Libby didn't give him an answer. Her grandfather didn't expect one. He knew the depths of a mother's love.

The old man gently smoothed the hair on Samuel's head. His hand smelled of smoke and cedar. And from the smoke of a darkened corner, Libby's grandmother appeared, dressed as an eagle, holding an eagle feather, to sing and to dance in circles around the fire, swooping, lifting and descending as an eagle would.

“My wife is a powerful shaman,” the old man told Samuel. “She gains her power from her guardian, the eagle. The eagle soars so high, she can see the whole river of our lives: what's come before, what's here now, what's ahead for us. She warns us to what's coming, so we can ready ourselves. These are the gifts the eagle gives my wife. These are the gifts my wife brings to our people. She dreams the future. She tells us we're entering a time of terrible change. Watch now.”

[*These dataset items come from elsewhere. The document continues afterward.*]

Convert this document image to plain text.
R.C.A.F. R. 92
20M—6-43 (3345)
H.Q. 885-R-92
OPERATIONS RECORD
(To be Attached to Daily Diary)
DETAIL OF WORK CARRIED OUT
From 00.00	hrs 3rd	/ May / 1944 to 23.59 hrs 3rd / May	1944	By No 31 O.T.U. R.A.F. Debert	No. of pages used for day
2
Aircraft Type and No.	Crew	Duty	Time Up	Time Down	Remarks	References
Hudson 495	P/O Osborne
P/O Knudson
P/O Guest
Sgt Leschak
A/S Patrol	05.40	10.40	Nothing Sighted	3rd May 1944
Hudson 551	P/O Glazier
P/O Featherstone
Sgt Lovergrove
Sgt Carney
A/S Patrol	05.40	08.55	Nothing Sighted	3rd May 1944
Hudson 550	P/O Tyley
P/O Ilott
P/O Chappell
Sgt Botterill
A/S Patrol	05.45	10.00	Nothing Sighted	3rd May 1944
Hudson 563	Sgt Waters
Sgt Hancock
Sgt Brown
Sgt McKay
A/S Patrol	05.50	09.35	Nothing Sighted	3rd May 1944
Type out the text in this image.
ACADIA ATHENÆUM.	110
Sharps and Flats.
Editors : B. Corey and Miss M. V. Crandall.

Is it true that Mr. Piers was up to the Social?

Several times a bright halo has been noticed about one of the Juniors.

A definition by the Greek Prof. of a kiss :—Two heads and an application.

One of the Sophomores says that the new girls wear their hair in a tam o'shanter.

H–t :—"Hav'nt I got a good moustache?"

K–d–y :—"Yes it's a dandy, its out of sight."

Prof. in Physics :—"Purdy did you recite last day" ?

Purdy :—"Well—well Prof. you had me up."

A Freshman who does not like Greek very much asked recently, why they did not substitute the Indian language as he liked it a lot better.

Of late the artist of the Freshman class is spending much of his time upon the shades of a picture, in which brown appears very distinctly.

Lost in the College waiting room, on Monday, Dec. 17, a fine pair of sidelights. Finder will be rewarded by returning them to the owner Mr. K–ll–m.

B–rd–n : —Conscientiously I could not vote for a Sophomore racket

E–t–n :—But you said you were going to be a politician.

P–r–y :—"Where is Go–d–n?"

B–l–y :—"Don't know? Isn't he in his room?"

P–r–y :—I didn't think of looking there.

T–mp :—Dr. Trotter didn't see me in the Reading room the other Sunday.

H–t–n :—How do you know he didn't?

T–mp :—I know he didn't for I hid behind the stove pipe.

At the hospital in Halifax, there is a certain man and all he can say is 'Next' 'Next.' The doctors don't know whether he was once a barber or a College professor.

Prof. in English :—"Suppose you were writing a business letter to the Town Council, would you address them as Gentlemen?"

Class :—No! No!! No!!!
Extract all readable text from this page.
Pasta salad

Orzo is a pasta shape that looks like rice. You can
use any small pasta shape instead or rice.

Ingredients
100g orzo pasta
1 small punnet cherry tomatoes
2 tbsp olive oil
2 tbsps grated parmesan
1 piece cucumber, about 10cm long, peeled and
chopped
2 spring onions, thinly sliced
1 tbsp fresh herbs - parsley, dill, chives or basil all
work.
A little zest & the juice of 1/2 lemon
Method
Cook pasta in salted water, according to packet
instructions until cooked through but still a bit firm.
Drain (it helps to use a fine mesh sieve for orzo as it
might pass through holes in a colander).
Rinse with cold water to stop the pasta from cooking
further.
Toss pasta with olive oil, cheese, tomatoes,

The old woman raised her arms and downy eagle feathers manifested from the black above their heads to flutter down like snow. The feathers went on falling as long as she danced. Libby looked up through smoke and falling eagle feathers to the ladder that led to the hole at the centre of
the ceiling, the men's entrance to the pit house, to see her husband's face looking down.

Hannah looked up to the crow that watched them from the tree above. “So Libby would have to die to save her son. Did she? Did Libby die for him?”

Alex shook his head. “She didn't get the chance. That day Eugene found her at the gathering inside her family's
kekuli
, he dragged Samuel out and told Libby to go live with her sister. He thought she was poisoning Samuel with the old ways.”